Die Berliner Staatsanwaltschaft ermittelt jedoch auch in anderem Zusammenhang gegen Windhorst. Seit mittlerweile sechs Jahren geht es unter dem Aktenzeichen 5 Wi Js 1160/03 um einen möglichen Betrug am Hamburger Geschäftsmann Ulrich Marseille, einem der größten privaten Betreiber von Kliniken, Pflege- und Senioren-Einrichtungen in Deutschland.

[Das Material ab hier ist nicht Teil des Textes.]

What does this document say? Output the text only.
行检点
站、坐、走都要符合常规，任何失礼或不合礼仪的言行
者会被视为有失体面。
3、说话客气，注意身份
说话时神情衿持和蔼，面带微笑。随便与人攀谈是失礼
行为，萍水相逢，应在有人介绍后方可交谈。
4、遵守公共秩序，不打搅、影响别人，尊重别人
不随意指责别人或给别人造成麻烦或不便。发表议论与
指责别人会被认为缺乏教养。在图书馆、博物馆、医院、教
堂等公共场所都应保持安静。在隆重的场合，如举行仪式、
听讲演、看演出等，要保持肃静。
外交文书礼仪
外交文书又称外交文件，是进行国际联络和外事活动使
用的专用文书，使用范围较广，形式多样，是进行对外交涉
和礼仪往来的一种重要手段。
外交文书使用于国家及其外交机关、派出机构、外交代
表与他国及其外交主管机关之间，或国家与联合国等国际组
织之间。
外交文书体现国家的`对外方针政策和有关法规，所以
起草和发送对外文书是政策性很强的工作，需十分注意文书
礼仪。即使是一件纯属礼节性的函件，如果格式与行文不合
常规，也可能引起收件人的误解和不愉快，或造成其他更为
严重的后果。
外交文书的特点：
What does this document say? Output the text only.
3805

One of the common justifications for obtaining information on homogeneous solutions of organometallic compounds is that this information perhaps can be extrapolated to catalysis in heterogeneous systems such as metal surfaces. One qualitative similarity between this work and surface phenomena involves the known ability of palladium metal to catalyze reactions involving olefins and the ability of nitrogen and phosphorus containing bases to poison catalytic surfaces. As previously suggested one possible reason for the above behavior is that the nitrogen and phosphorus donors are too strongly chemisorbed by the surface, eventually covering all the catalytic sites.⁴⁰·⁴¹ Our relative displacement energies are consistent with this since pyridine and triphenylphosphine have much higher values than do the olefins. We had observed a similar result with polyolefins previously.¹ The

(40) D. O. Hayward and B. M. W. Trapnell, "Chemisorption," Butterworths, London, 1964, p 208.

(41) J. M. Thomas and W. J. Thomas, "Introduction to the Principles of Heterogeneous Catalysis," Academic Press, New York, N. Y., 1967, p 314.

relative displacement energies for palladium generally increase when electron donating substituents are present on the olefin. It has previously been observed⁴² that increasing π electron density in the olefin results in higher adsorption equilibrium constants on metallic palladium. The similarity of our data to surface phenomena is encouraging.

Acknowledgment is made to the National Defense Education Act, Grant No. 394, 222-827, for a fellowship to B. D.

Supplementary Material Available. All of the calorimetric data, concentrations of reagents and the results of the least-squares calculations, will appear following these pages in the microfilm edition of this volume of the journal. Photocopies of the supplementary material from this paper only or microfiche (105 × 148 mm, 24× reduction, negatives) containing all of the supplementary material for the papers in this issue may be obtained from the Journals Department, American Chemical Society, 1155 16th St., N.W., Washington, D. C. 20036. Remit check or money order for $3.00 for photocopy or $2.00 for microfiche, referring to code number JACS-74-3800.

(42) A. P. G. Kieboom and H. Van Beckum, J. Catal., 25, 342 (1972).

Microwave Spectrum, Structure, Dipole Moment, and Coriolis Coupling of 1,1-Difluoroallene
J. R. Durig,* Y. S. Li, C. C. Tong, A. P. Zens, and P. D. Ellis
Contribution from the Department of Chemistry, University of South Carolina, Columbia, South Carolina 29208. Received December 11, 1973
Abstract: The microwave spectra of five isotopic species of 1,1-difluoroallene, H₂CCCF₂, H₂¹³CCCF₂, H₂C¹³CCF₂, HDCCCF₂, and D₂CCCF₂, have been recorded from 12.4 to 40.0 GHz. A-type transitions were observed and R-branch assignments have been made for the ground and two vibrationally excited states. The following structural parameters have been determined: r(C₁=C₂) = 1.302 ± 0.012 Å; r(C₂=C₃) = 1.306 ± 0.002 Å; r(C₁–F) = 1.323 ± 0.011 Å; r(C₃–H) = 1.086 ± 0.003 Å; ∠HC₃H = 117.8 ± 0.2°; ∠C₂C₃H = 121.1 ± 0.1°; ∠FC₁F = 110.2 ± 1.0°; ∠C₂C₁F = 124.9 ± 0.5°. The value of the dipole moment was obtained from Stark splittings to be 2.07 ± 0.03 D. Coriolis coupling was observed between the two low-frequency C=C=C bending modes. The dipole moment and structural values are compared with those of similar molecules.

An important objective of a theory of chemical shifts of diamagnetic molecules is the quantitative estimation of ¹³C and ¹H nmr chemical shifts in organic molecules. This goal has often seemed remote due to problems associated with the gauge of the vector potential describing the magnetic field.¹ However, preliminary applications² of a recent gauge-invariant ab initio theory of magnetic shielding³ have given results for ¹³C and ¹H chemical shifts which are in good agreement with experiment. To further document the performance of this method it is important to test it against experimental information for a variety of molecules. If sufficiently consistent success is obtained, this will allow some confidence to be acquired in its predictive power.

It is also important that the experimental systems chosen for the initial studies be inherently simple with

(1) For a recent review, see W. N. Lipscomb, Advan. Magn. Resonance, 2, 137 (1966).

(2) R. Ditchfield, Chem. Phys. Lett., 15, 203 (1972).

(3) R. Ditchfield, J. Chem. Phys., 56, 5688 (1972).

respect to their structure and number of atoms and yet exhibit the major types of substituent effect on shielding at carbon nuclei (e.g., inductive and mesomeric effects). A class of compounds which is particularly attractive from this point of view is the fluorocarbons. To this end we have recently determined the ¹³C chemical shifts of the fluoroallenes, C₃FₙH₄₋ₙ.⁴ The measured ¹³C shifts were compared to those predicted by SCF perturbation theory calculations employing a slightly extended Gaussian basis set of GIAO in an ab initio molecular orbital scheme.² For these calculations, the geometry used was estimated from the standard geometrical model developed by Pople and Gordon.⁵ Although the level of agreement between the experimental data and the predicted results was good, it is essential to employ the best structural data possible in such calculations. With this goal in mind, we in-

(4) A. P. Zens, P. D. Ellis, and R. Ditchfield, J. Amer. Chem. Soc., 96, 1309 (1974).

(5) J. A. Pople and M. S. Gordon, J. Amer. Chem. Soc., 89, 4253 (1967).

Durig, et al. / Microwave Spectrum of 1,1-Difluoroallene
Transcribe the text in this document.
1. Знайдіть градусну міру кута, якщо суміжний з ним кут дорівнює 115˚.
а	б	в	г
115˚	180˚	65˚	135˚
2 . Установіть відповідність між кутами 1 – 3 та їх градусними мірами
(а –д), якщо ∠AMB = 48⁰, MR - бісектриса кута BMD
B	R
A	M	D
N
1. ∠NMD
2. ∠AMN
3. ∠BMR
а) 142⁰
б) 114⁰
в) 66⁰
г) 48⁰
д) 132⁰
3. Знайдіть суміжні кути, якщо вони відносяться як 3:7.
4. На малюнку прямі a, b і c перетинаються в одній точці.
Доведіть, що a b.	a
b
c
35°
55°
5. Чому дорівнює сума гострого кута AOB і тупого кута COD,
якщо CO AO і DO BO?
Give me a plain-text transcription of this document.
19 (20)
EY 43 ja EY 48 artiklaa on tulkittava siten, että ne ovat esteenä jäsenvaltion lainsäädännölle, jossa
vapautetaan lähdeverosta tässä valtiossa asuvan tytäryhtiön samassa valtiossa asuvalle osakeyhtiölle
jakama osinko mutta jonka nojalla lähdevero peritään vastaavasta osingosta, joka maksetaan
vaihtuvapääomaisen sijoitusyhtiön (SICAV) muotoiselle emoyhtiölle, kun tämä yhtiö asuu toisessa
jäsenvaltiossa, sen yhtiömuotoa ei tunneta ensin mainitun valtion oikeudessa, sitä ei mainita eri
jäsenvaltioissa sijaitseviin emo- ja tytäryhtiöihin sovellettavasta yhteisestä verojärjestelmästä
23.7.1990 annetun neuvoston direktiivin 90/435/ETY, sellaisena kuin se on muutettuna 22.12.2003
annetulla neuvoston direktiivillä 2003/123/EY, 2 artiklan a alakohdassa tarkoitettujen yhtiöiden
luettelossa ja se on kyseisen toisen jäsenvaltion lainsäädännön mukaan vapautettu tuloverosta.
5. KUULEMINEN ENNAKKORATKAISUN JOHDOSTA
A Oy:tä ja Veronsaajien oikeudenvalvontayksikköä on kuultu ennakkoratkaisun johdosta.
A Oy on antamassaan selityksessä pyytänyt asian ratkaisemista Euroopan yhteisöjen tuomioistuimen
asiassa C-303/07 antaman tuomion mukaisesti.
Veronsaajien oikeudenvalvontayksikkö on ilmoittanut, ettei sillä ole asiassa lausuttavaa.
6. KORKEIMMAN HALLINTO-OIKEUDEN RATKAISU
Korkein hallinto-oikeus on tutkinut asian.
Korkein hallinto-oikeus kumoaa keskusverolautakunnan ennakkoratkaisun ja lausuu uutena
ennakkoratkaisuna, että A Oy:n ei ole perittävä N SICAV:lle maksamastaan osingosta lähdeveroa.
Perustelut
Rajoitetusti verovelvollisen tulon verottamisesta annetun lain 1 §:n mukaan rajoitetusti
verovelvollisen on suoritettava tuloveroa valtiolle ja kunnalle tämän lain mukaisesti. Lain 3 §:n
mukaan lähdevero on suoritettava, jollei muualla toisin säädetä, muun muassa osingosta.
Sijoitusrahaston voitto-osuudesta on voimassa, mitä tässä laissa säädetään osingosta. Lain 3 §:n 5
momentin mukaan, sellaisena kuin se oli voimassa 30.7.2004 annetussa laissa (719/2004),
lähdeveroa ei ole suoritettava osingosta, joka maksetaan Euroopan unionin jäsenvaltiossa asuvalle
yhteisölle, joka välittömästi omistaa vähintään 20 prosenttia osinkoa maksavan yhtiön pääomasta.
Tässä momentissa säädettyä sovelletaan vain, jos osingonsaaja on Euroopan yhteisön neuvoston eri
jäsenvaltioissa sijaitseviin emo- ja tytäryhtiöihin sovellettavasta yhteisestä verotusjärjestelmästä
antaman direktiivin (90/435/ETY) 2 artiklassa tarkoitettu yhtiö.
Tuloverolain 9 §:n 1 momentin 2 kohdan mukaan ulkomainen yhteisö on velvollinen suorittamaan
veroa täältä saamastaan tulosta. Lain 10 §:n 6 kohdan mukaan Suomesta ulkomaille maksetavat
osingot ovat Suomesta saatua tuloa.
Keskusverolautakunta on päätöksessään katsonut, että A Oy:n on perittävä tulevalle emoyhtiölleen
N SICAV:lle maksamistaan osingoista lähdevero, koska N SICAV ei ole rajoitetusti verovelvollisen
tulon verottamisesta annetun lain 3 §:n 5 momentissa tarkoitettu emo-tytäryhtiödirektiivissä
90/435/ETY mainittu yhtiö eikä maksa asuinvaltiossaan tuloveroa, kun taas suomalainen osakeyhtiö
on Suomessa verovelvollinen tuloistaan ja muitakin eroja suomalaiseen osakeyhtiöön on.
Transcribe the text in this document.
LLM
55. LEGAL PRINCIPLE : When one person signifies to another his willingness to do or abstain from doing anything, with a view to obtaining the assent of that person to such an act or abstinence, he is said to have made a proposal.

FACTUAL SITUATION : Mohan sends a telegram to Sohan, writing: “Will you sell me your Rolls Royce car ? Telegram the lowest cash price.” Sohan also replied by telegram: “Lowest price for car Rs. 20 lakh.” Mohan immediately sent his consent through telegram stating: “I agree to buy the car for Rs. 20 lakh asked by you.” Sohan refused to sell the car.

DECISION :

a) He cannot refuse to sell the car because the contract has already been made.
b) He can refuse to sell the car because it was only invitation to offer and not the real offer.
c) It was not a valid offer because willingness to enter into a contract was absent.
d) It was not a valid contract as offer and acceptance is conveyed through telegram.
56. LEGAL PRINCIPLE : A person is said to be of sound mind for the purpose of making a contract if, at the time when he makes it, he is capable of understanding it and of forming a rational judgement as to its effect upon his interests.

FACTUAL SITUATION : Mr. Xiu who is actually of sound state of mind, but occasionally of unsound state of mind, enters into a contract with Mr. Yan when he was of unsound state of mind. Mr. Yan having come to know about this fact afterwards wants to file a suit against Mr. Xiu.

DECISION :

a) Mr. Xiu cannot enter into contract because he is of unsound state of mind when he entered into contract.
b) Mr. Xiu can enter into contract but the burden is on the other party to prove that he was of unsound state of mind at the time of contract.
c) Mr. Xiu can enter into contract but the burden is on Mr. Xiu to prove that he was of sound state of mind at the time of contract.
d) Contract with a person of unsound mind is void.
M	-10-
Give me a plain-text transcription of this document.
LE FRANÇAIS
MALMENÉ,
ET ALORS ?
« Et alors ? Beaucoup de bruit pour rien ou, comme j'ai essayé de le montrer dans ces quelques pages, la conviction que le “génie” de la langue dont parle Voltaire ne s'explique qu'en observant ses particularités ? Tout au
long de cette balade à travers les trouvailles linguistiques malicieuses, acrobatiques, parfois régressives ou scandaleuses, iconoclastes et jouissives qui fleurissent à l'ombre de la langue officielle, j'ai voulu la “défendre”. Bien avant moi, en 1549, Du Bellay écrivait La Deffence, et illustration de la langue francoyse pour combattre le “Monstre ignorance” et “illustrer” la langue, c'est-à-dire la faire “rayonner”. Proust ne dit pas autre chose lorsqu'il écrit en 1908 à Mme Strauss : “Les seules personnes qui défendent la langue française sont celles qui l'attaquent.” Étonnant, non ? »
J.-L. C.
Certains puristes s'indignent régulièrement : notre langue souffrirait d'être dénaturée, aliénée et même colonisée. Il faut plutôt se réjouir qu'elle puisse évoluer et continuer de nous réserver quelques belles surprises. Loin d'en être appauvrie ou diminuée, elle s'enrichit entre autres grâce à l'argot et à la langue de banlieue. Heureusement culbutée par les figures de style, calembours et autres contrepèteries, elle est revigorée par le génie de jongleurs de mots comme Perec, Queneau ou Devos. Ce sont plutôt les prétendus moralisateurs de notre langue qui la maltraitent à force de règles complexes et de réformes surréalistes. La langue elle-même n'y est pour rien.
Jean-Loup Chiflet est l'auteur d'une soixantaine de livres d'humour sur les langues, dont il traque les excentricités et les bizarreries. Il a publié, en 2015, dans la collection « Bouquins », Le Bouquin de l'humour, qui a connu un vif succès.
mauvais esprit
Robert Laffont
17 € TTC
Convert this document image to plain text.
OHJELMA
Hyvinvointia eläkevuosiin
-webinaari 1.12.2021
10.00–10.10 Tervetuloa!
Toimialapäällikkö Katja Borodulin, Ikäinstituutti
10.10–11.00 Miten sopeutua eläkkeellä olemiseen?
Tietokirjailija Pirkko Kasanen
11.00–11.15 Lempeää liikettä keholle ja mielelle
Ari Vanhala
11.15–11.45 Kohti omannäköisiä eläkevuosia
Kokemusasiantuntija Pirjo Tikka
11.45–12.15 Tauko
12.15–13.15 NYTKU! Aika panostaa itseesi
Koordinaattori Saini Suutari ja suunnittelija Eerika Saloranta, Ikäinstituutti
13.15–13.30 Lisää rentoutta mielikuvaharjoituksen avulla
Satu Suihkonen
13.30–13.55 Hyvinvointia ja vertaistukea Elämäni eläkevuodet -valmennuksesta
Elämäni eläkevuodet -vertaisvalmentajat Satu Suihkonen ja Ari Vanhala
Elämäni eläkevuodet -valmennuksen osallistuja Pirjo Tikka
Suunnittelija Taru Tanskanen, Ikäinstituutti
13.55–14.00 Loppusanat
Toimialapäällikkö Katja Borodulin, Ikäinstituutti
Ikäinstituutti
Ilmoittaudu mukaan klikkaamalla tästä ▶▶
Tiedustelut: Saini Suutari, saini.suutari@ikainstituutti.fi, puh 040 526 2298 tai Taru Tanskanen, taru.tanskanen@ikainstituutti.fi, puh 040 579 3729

Dieser hatte Windhorst zehn Millionen Euro geliehen; er hat sie größtenteils bis heute nicht zurückerhalten. Ein Sprecher der Staatsanwaltschaft sagte nun, die Ermittlungen in diesem Fall seien abgeschlossen. Momentan werde behördenintern entschieden, ob das Verfahren eingestellt oder aber Anklage gegen Lars Windhorst erhoben wird. Es könnte eng werden für das einstige Wunderkind.